While the bots may be stand-alone services, to support a critical mass of them they need to be hosted within a platform that either resides in or interfaces with our existing communications channels. Today that takes the form of smart phone OSs, SMS/text messaging services, social messaging services such as Facebook Messenger, Kik, WeChat and Line, and/or virtual personal assistants such as Google Now, Microsoft Cortana or Amazon Echo’s Alexa. Virtual personal assistants can be thought of as universal or generalized bots that orchestrate or intermediate more specialized sub-bots. Mobile payment services such as Apple Pay are also contributing to the trend. Although simple text is sufficient as a basic user interface to bots, advances in natural language interpretation and understanding, and in voice recognition and speech synthesis provide additional, richer ways for humans and bots to interact. The technology then is wholly or largely existent today. Given the sheer volume of data and APIs, we need technology just to handle that volume. Technology also offers the opportunity to both simplify and augment our personal and business communications and transactions. So arguably the demand side of the equation exists now, too.

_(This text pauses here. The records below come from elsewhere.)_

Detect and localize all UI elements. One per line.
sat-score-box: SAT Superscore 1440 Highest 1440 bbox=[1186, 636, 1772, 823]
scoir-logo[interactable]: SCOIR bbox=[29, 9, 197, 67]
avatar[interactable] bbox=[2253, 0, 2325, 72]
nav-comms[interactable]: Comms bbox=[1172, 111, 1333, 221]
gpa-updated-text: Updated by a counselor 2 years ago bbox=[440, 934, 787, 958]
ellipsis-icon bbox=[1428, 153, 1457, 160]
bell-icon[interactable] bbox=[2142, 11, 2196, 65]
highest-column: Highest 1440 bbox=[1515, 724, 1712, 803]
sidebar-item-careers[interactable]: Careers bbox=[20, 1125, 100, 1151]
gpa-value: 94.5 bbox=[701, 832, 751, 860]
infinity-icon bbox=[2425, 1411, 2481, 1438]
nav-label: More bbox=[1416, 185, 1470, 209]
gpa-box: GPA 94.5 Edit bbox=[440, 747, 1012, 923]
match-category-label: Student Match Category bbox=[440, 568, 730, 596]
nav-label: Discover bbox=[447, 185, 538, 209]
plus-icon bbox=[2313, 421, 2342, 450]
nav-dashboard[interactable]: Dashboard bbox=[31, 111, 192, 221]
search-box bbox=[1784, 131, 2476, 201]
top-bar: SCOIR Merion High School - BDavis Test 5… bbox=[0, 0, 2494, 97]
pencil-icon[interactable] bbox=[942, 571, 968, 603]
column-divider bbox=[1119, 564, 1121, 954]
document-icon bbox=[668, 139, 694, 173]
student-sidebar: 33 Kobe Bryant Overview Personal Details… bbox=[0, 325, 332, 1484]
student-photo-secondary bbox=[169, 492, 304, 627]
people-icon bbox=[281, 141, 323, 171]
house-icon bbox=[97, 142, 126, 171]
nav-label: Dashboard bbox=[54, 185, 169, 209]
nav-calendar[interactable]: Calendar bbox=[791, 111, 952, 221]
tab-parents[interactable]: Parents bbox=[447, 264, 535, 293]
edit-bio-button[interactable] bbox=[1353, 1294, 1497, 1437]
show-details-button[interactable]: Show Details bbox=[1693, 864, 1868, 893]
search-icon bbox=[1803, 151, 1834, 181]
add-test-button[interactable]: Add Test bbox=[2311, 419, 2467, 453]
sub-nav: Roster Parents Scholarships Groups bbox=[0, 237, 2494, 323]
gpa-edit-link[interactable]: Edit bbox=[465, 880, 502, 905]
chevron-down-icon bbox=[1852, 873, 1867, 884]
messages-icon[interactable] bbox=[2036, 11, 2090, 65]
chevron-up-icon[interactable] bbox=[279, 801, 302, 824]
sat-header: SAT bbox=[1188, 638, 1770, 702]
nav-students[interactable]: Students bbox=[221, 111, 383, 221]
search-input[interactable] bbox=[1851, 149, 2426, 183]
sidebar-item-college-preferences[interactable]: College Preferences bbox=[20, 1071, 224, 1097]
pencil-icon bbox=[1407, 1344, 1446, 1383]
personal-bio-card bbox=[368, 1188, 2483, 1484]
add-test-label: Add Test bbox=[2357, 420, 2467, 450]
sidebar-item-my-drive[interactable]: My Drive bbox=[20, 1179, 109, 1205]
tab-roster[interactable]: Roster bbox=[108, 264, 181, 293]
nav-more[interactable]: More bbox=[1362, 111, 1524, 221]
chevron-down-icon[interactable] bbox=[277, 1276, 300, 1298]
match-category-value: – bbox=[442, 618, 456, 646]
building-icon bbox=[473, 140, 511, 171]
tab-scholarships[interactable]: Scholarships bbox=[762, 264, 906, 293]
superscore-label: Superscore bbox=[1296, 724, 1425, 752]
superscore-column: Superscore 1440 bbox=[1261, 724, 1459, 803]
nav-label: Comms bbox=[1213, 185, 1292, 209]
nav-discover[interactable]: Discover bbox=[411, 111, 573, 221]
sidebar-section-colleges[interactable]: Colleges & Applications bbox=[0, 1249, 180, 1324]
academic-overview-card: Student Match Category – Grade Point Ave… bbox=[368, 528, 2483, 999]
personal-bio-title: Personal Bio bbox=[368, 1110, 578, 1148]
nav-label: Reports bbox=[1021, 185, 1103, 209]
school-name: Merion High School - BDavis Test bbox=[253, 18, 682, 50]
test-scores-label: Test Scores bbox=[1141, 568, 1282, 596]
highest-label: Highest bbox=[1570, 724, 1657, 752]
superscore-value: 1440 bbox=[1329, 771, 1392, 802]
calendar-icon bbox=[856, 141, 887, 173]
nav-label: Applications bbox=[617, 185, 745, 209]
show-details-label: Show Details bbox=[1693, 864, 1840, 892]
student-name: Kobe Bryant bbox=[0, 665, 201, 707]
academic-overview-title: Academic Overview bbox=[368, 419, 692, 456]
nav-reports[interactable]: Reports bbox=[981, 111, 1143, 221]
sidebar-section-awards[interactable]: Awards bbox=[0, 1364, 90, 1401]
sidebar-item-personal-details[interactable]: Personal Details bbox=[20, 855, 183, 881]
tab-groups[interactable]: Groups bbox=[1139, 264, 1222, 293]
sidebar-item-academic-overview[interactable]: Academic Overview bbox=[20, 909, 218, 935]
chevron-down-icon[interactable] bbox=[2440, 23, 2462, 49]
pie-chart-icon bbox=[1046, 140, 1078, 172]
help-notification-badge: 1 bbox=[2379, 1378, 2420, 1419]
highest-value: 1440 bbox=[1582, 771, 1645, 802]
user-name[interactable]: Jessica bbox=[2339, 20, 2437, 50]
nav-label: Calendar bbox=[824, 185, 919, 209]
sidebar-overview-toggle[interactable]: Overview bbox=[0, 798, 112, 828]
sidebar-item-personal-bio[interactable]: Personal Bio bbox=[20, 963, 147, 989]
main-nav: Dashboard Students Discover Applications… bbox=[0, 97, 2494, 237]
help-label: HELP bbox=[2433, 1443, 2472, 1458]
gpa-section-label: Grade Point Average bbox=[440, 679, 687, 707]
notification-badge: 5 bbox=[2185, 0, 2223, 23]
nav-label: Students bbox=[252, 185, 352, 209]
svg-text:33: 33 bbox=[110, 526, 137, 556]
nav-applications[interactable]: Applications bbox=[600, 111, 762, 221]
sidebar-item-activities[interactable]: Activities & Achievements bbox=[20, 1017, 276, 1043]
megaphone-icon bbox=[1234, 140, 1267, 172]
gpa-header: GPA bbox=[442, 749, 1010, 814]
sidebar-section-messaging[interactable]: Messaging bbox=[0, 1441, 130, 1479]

Should My Business Dive In Now or Wait?

It’s early days and a lot remains to be ironed out, particularly in terms of bot platforms. Every technology provider seems to be doing their own platform, there are few or no standards and little if any integration across platforms. There will be successes and failures and shakeouts. So it’s too early to jump in, right? Absolutely not! Any business that isn’t venturing into this space risks missing the boat as the wave of bots washes in. There are ways to venture into this space that mitigate the risk, while providing valuable revenue and experience to businesses and real value to their customers. Here are a few tips for getting started:

  1. Start by creating bots from services that your business already has exposed as APIs or single-function apps
  2. Focus on bots that are easy for your customers to understand and use, and that provide real, identifiable value to your customers. It’s okay if the service is simple and the value is small, like providing limited sets of information or content in response to specific customer requests or focusing on a commonly performed task with a small, fixed number of options
  3. Design your bots conceptually, then implement them initially on 1 or 2 platforms within communications channels where your customers are most active and where your business has experience, presence and familiarity. That could be SMS/text messaging for a single telecom carrier or mobile OS, or an in-message bot command embedded in one of the messaging services like Kik or Skype
  4. Let your customers know they are part of something new and that you value their input and feedback. Make the experience fun for your customers, and for your product team, too
  5. Don’t get too far ahead in setting goals and expectations. Monitor your initial bot experiences, using your own tools or through the analytics that are provided as part of a bot platform or delivery channel. Don’t be hesitant to iterate, pivot or rethink. You’re not betting your business on these, at least to start with, so failures don’t have a large downside. Look for where you are getting initial success, try to understand the success drivers, and replicate those as you add to the volume and complexity of your bots.

Keep in mind that the bot-driven era of computing will be like a marathon, or at least a 10K run, not a sprint. It’s not too soon to start venturing with bots. Along the way you’ll get a better sense for how they can benefit your customers and your business. And you’ll help determine the shape they take as they come into the mainstream as the next wave of computing.